More Breaking Boston Bookselling News!

Okay, perhaps I'm just a little excitable.

News today in the Boston Globe that a group has started the Davis Bookstore Project, referring to Somerville's Davis Square neighborhood - where I once lived. (Somerville is in the Boston metro area, just beyond Cambridge, for those unfamiliar.) This ragtag bunch of internet developers, authors, publishers, and others hope to attract a bookseller to open a bookstore. This seems like an odd approach but hey, Somerville's kind of an odd place. It's an admirable mission that I certainly want to publicize here.

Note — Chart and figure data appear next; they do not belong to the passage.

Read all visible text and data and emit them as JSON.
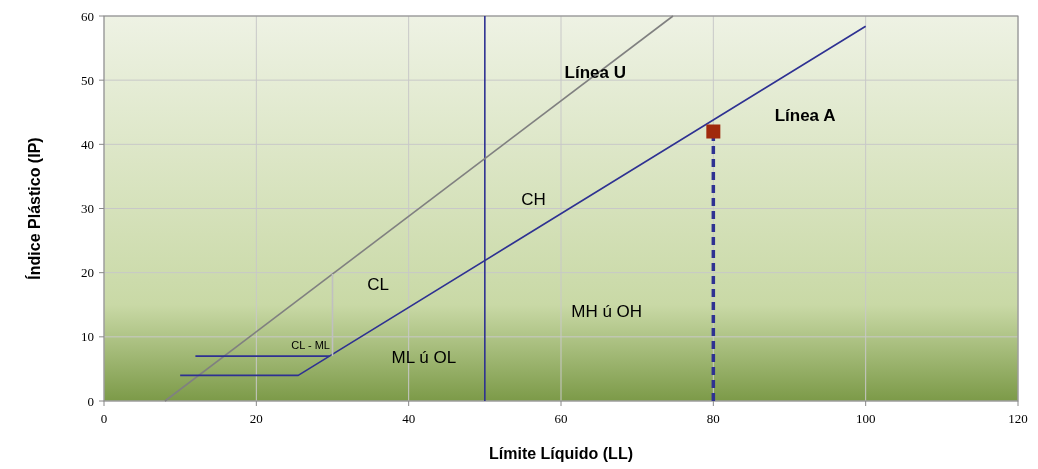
{
  "chart_data": {
    "type": "line",
    "xlabel": "Límite Líquido (LL)",
    "ylabel": "Índice Plástico (IP)",
    "xlim": [
      0,
      120
    ],
    "ylim": [
      0,
      60
    ],
    "xticks": [
      0,
      20,
      40,
      60,
      80,
      100,
      120
    ],
    "yticks": [
      0,
      10,
      20,
      30,
      40,
      50,
      60
    ],
    "grid": true,
    "series": [
      {
        "color": "#808080",
        "x": [
          8,
          74.7
        ],
        "values": [
          0,
          60
        ],
        "line_style": "solid",
        "marker": "none"
      },
      {
        "color": "#2e3192",
        "x": [
          10,
          25.5,
          100
        ],
        "values": [
          4,
          4,
          58.4
        ],
        "line_style": "solid",
        "marker": "none"
      },
      {
        "color": "#2e3192",
        "x": [
          12,
          29.6
        ],
        "values": [
          7,
          7
        ],
        "line_style": "solid",
        "marker": "none"
      },
      {
        "color": "#c0c0c0",
        "x": [
          30,
          30
        ],
        "values": [
          7,
          19.8
        ],
        "line_style": "solid",
        "marker": "none"
      },
      {
        "color": "#2e3192",
        "x": [
          80,
          80
        ],
        "values": [
          0,
          42
        ],
        "line_style": "dashed",
        "marker": "none"
      },
      {
        "type": "scatter",
        "color": "#a0290c",
        "x": [
          80
        ],
        "values": [
          42
        ],
        "marker": "square"
      }
    ],
    "ref_lines": [
      {
        "axis": "x",
        "value": 50,
        "color": "#2e3192"
      }
    ],
    "annotations": [
      {
        "text": "Línea U",
        "x": 64.5,
        "y": 51
      },
      "Línea A",
      "CH",
      "CL",
      "CL - ML",
      "ML ú OL",
      "MH ú OH"
    ]
  }
}
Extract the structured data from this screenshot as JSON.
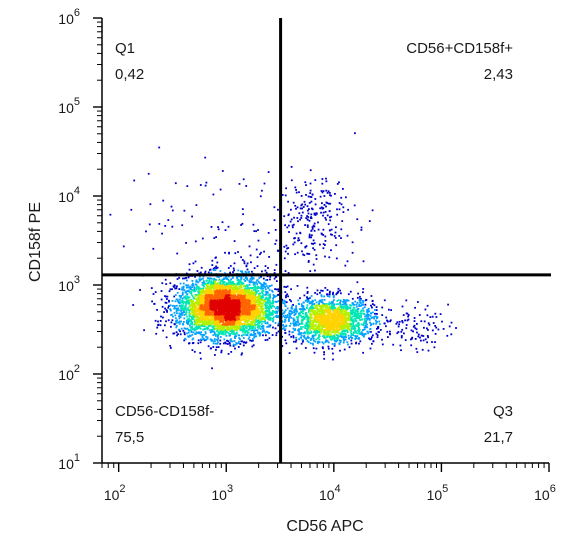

These folks are still bummed that McIntyre & Moore picked up and left the area not that long ago, moving to Mass Ave in Cambridge (actually, not too far away). This bookstore was a very eccentric sort of place, in many ways, and perhaps it still is. In Davis Square, it sat alongside vestiges of older Somerville, which was more of a working class enclave before the Red Line arrived and things changed, turning the place into a home for post-college creative types, and authors, and some queer folk, and academics, etc... There was McIntyre & Moore, and there was the McDonald's, and a discount grocery store, and the ubiquitous Dunkin' Donuts. But McIntyre & Moore smelled like a used bookstore, and was overflowing with somewhat overpriced (truth be told) used scholarly books of all kinds. The staff was also rather odd and eccentric, but devoted. I once walked in and asked if they ever hire folks part-time, and the person there openly laughed and said, "We just don't have turn over."

So M&M left and no one has moved into that spot and now these folks are saying well dammit, someone should. But it does seem strange, given that a really great and relatively new indie is just down Elm Street - Porter Square Books. I believe - and hope - that this place has done very well, and I know that they have well-attended events at the store fairly often. I know this is a very literate area, but can they really support two independents, especially with the world renowned Harvard Bookstore just 2 T stops, or a 30 or so minute walk or an even shorter bike ride, away.

In the last few years, Jessica Stockton Bagnulo - aka the Book Nerd - got a lot of attention after winning a Citibank competition for new businesses, giving her $15,000 to open Greenlight Bookstore in the Fort Greene neighborhood of Brooklyn. Perhaps the Davis Bookstore Project can start attracting more attention as Bagnulo did - the Globe article got picked up by Shelf Awareness, so that's a start - and the ball can really get going, and some entrepreneur(s) can step up and make this thing happen.

The other idea is to have this group try the non-profit route (one store mentioned: Woodland Pattern Book Center in Milwaukee), though I know that one non-profit "store" hit snags recently somewhere that resulted in closing very soon after opening. (sorry, can't remember where to link...) I guess the key to non-profit status is making it about more than just selling books, which truth be told plays into an idea I've had percolating but won't go into. In Davis Square, though, I can easily imagine some crafty folks doing classes in bookbinding and other book arts, and other events that show a commitment to the community, thereby allowing for 501C3 status.

There are exciting possibilities and I know I'm going to keep watching.

1 comment:

Marie said...

I would love to see a bookstore in Davis Square, used or now; I miss M&M there (it has a totally different vibe in that basement on Mass. Ave.) and I would probably travel to the area more often if there were a bookstore.